A citizen of Russia and resident of Moscow of South Ossetian origin, Eduard Kokoyev, was inaugurated on December 18 as president of the unrecognized republic of South Ossetia, which has de facto seceded from Georgia. Kokoyev received 53 percent of the vote in a December 11 runoff ballot, defeating the Communist Party leader Stanislav Kochiev. No international organization recognized or monitored the exercise.
The greatest loser in the election, however, is the outgoing president, Lyudvig Chibirov, who received only 20 percent of the vote in the first round of balloting. Chibirov had led South Ossetia from 1991 on, as chairman of its Supreme Soviet and then as president. The disastrous economic situation is held responsible for Chibirov’s defeat, but its implications are as political as they are worrying. Chibirov was, in relative terms, the most moderate among the three contenders. He never closed the door to a political settlement with Tbilisi in the framework of the Georgian state, maintained a nonconfrontational and at times cooperative relationship with President Eduard Shevardnadze and basically adopted a wait-and-see attitude, watching Russia’s policy in the North and South Caucasus and observing the course of Tbilisi’s negotiations with Abkhazia. Chibirov’s policy contributed to freezing the stalemate, but it also guaranteed its peaceful character, and preserved hopes for a constructive solution. The situation in South Ossetia remained a far cry from the one with Abkhazia. Shevardnadze more than once publicly acknowledged Chibirov’s relative moderation.

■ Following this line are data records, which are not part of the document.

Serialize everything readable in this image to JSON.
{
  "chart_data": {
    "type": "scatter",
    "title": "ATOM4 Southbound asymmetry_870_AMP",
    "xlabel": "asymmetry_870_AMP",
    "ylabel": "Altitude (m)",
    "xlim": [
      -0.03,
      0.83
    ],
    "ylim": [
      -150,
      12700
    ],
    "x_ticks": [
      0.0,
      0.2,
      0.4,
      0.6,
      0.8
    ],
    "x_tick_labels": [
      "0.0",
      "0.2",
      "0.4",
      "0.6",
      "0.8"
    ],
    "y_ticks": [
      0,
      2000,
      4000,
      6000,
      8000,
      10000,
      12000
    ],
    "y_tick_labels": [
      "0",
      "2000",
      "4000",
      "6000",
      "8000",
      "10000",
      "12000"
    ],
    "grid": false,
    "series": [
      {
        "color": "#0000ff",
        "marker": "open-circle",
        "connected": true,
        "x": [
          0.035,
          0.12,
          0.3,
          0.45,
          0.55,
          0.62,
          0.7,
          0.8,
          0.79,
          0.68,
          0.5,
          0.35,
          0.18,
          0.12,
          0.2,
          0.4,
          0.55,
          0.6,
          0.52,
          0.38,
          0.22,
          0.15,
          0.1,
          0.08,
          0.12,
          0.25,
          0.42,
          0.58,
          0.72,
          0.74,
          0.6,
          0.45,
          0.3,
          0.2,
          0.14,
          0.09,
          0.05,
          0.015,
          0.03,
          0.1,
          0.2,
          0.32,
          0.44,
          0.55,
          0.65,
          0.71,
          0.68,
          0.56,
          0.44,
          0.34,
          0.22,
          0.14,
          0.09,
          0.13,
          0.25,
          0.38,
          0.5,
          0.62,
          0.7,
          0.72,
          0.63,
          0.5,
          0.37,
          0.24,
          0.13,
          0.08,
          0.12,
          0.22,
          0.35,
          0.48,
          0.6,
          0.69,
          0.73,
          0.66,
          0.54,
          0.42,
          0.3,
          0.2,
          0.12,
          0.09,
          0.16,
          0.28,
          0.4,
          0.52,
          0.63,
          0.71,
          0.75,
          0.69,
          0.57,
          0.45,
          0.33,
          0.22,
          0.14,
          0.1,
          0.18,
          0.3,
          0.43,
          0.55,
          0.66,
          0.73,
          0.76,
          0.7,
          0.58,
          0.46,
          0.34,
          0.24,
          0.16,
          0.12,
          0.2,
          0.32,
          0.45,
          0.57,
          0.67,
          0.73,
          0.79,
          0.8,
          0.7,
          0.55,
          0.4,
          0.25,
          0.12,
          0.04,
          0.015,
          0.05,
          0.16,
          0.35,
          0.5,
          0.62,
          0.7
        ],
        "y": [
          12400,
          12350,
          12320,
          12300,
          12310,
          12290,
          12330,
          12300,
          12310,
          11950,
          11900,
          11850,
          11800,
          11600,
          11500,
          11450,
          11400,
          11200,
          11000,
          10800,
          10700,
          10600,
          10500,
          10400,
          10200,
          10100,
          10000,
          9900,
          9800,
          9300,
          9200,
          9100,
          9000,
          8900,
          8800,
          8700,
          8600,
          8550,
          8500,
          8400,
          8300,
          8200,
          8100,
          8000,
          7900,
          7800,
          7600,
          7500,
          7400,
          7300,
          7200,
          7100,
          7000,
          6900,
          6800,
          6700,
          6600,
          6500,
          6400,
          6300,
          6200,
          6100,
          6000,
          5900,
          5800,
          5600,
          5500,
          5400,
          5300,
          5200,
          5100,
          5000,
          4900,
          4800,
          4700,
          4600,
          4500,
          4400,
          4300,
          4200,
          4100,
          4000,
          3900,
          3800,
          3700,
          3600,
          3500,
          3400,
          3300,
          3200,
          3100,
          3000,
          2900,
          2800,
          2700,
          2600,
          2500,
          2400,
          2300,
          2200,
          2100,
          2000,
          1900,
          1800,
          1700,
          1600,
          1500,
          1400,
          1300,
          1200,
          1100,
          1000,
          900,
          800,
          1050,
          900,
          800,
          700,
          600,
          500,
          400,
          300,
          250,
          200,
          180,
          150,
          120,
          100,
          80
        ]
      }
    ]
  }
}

In the presidential election, Chibirov concentrated his fire on the local communist Kochiev, depicting him as a potentially dangerous hardliner who could destabilize the status quo. Chibirov not only overestimated his own popularity, but underestimated that of Kokoyev, who came from St. Petersburg to win the election, and who is even more of a hardliner than Kochiev.
The winner has adopted the position of Abkhazia–which is also that of Transdniester in Moldova (see CIS section above)–concerning relations with the central government. He maintains: first, that South Ossetia is an independent state, deserving of international recognition; second, that relations between South Ossetia and Georgia should be formalized in an interstate treaty among coequal parties; and, third, that, as a precondition, Georgia must officially apologize to South Ossetia for allegedly attempting to perpetuate a “genocide of Ossetians.”
Russia’s Foreign Affairs Ministry issued a statement terming the election a “unilateral action,” but stopping short of terming it illegitimate. The ministry called for the resumption of negotiations in the “pentagonal format” which consists of Russia, Georgia, South Ossetia, the Russian Federation’s republic of North Ossetia and the Organization for Security and Cooperation in Europe. This format, however, is as heavily stacked in favor of Russia and the secessionist authorities, as is the pentagonal format in Moldova. In each case, the format was accepted by the national government under duress from Russia in the early 1990s; it was designed in each case to minimize any international role in the negotiations and to guarantee Russian manipulation of the conflict. No serious effort has since been made by Western countries to modify these formats. (Prime News, December 6-7, 11, 18; Interfax, December 13, 17-18; Institute for War and Peace Reporting (London), Caucasus report no. 108, December 2001).